There’s a lot more to creating a popular automotive brand than just a terrific line-up of products, especially in the Indian market. So, we look at how Volkswagen India has achieved this rare feat, as it prepares to launch its next potential blockbuster – the Taigun SUV.
It’s no secret that India is one of the most competitive markets in the automotive world, if not the most competitive. What’s interesting, though, is that it has as much to do with the diverse conditions of our country as it has to do with customer preferences. Customer preferences in different regions of the country can be as varied as chalk and cheese. Consequently, there can never be a single formula that works for everyone in the Indian market, apart from giving everyone a free car, but even then, you might run into some unexpected problems.
To cut to the chase, Indian customers, having been deprived of options for many decades, have certainly taken to the habit of weighing every aspect of all available options meticulously before buying a new car. And that’s why it’s not enough for carmakers to have a class-leading product, for there are many more aspects of vehicle ownership that need to be addressed. And in today’s intensely competitive automotive market, these aspects of car ownership have taken the centre stage.
Many challenges of India
In the sub-continent, customs, dialects, and preferences change greatly within a few hundred kilometres, sometimes even less. And to cater to such a wide audience, you need to have the basics in place. For example, with the highly anticipated Volkswagen Taigun, VW is going to offer two engine options and three gearbox options, along with more choices in terms of variants and colour options, and that won’t be the end of it.
And, frankly, that’s the easier part of VW’s new SUVW push in India. Let us explain. Now, VW’s strategy includes designing products for India, customising them for India, and offering a whole lot of options to Indian customers. Naturally then, with the Taigun and its positioning, attracting customers is going to be easy for VW.
So, what’s the difficult part, you ask? Well, the real challenge in the Indian market lies in the way a brand treats its customers after they’ve bought its product. And make no mistake, it can very easily be a deal-breaker for customers. And this is where Volkswagen’s three-pillar approach to customer experience comes in. The three pillars that will define the ownership experience of a Volkswagen customer are Transparency, Accessibility, and a Customer-First approach. To really understand how it marks a mammoth change in terms of treating customers, let’s take a detailed look at all three aspects of VW’s new Sarvottam 2.0 initiative.
Now, it’s true that an unexpected expense can easily disturb the monthly budget of an average family, and therefore it’s always better to be totally transparent about the maintenance cost of your vehicle. Not only does it builds customer trust but also gives customers the freedom to make an informed decision, not to mention the reassurance that they’re in the safe hands of an honest organization.

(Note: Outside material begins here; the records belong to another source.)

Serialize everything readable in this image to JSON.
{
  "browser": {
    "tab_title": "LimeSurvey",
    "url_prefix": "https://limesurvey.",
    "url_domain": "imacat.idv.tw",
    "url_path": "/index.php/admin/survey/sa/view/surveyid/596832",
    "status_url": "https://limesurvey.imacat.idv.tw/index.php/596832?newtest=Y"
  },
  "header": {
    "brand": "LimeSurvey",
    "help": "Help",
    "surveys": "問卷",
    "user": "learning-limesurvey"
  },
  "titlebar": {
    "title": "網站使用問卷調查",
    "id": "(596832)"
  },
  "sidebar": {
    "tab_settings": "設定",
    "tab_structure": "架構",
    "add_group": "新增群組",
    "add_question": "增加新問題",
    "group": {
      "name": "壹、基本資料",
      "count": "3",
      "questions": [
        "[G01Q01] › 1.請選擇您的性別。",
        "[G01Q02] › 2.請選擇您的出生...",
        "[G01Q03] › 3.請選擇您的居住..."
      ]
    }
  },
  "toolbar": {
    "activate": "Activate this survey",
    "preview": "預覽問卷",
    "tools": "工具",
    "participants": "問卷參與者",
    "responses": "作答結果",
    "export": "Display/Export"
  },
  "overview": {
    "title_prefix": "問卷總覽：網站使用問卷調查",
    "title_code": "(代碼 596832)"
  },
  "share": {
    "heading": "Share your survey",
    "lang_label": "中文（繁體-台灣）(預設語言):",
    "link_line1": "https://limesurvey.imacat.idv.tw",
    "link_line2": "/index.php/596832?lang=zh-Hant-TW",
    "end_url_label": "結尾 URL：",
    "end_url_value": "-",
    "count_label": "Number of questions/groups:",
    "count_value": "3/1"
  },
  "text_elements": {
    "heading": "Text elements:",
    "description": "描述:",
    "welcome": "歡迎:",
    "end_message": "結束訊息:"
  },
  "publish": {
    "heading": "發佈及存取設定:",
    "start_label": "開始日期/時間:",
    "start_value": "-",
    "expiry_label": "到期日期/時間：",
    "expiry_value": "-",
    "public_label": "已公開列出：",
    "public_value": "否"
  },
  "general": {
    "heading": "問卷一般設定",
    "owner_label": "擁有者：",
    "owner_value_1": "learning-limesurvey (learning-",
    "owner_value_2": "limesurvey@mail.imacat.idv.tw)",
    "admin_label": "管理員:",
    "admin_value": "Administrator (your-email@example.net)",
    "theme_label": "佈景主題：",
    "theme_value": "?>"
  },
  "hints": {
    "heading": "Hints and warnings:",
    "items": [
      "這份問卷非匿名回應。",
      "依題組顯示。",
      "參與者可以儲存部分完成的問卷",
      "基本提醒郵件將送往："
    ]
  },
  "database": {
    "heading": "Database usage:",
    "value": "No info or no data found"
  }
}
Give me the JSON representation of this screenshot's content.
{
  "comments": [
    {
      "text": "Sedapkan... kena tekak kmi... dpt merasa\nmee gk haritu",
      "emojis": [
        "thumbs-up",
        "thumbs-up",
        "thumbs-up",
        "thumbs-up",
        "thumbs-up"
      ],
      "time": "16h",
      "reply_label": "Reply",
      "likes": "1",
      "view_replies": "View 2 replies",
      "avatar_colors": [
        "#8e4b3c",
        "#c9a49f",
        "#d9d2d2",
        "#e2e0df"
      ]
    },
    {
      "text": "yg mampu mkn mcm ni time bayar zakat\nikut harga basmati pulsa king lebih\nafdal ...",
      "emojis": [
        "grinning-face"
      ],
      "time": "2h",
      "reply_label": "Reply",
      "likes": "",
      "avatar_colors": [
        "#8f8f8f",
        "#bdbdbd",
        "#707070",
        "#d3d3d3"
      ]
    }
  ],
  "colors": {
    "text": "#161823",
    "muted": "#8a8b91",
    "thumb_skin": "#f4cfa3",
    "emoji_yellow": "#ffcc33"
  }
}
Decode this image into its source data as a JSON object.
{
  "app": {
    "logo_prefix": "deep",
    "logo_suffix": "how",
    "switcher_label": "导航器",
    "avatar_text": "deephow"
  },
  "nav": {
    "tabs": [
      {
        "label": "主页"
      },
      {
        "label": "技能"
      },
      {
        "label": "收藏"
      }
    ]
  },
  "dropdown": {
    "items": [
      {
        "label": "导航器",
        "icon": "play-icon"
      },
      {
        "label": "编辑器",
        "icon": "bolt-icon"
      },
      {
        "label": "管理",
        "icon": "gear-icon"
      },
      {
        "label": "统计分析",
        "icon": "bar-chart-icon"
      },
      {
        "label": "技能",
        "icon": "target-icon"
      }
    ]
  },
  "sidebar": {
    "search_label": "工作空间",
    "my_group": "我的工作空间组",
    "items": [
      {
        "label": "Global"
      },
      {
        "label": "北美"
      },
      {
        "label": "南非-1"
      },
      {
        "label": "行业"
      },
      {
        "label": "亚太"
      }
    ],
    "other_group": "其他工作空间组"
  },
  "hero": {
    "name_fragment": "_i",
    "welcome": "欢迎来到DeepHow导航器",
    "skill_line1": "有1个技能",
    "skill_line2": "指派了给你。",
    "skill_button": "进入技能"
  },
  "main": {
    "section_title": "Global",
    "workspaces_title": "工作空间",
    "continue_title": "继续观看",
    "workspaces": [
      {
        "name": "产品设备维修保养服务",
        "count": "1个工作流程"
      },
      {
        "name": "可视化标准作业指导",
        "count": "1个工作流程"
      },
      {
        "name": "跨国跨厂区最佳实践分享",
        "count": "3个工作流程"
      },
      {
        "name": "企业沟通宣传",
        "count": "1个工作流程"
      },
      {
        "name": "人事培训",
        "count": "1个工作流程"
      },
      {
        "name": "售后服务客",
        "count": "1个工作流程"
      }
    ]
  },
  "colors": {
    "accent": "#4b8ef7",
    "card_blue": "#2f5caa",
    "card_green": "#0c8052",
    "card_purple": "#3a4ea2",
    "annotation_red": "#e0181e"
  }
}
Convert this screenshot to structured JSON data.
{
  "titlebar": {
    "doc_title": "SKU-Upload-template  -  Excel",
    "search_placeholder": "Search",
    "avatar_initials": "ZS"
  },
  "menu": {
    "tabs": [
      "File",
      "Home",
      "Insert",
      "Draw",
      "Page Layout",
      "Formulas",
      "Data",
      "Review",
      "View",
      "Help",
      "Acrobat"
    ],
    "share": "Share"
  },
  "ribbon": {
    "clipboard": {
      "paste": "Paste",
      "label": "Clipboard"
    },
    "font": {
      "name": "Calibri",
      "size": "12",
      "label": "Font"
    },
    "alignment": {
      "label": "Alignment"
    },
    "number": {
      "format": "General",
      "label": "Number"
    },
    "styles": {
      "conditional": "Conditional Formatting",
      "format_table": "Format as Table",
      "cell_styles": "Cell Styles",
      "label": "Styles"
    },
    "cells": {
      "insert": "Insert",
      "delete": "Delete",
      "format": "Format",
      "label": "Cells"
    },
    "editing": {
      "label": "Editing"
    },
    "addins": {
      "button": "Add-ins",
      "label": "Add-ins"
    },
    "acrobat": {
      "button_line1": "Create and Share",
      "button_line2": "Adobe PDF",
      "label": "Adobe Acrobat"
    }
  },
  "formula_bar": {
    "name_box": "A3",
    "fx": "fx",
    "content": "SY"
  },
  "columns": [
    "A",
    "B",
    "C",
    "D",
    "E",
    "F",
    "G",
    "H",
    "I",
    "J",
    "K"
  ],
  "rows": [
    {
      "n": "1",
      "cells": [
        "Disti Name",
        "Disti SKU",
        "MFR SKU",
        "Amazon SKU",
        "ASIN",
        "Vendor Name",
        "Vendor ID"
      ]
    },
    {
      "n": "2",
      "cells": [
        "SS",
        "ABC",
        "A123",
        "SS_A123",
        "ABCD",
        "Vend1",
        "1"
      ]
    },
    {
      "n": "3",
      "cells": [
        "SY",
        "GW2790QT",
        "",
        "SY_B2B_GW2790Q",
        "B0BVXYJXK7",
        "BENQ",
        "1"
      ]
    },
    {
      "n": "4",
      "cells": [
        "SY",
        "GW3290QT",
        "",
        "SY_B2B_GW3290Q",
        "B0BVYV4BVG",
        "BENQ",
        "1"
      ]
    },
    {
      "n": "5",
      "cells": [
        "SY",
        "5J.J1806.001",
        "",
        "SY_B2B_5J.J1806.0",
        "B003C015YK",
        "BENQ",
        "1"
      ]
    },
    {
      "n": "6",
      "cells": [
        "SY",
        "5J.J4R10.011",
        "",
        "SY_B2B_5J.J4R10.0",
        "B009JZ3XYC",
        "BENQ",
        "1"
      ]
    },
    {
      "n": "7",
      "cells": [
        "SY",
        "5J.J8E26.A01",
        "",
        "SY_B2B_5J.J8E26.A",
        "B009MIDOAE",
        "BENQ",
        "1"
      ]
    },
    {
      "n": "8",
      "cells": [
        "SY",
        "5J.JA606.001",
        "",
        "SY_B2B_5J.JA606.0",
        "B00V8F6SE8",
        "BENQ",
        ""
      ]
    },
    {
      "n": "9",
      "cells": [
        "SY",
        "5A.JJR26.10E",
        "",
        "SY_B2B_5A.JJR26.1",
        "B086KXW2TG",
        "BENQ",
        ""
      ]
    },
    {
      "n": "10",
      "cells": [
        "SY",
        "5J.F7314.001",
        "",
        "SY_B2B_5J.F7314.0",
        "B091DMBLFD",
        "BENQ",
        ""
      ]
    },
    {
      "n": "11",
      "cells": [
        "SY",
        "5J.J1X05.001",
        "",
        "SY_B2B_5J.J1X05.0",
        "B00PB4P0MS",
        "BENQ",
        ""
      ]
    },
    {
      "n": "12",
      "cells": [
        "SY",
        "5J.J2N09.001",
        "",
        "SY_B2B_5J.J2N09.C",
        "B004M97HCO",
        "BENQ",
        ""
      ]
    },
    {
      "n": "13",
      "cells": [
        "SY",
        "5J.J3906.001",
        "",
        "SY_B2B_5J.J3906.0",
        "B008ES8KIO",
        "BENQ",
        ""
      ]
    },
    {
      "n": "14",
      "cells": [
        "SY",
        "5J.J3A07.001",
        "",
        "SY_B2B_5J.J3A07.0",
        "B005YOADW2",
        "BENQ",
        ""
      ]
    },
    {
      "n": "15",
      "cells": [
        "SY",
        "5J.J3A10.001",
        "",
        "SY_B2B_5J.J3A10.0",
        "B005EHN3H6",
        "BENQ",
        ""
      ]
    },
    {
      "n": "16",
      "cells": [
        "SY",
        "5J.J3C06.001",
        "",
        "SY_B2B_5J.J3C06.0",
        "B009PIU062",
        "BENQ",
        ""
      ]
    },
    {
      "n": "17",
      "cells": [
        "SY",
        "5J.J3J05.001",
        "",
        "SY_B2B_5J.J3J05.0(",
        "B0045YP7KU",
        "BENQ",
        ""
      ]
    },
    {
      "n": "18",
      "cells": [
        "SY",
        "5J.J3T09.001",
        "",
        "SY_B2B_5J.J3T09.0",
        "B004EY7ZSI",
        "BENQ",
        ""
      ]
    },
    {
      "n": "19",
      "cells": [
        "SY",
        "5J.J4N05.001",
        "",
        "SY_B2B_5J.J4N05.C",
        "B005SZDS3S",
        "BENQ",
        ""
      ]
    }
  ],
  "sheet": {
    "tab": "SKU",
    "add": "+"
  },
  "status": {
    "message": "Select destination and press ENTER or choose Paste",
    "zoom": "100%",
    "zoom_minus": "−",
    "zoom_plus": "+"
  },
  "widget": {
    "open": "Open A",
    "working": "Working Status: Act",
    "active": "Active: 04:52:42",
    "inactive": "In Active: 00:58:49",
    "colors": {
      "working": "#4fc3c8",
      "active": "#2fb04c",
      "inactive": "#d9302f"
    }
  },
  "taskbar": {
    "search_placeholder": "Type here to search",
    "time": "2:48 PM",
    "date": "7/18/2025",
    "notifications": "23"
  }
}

To make maintenance costs of their products publicly available, VW India has listed them on its website. Now, this makes it easy for customers to get a rough estimate of their expenses before going in for a service. Another great thing about this is that with VW’s One India, One Price promise, regardless of where you’re in India, servicing your vehicle will cost you the same.
Additionally, VW’s workshops are also equipped with a Service Cam facility, which provides customers detailed videos of work performed on their cars straight to their mobile phones. This measure not only convinces the customer that the work they’re being charged for is being done but also adds to their peace of mind.
Accessibility also is an important aspect of vehicle ownership in a vast country like India. Customers expect dealerships, their service facilities, and channels of communications to be easily accessible. And that’s why VW is rapidly working to increase its physical footprint in India. Additionally, and more importantly, it is making smart use of technology to be closer to customers and, thereby, increase accessibility. For example, under the new initiative, VW’s full suite of products – Test Drives, Sales, Service, and even Roadside Assistance – can be accessed by customers through a WhatsApp message to a dedicated 24x7 helpline. At the same time, VW has also introduced its Volkswagen Assistance mobile service fleets, which cover nearly 80% of the country with door-step service facilities, making your VW vehicle’s servicing easier than ever.
Now, selling new cars to customers is not very different from selling them a dream, especially in a country like India where cars are still a luxury and every customer wants the best not just from their vehicle but also in terms of the buying and ownership experiences. And VW’s new Sarvottam 2.0 approach is developing a model that puts the customer right in the middle of the experience. Now, the customer-first approach, together with transparency and accessibility, can potentially bring about a golden period for the VW brand in India. And if everything goes to plan, it wouldn’t be surprising at all if 2021 turns out to be the year of the Taigun.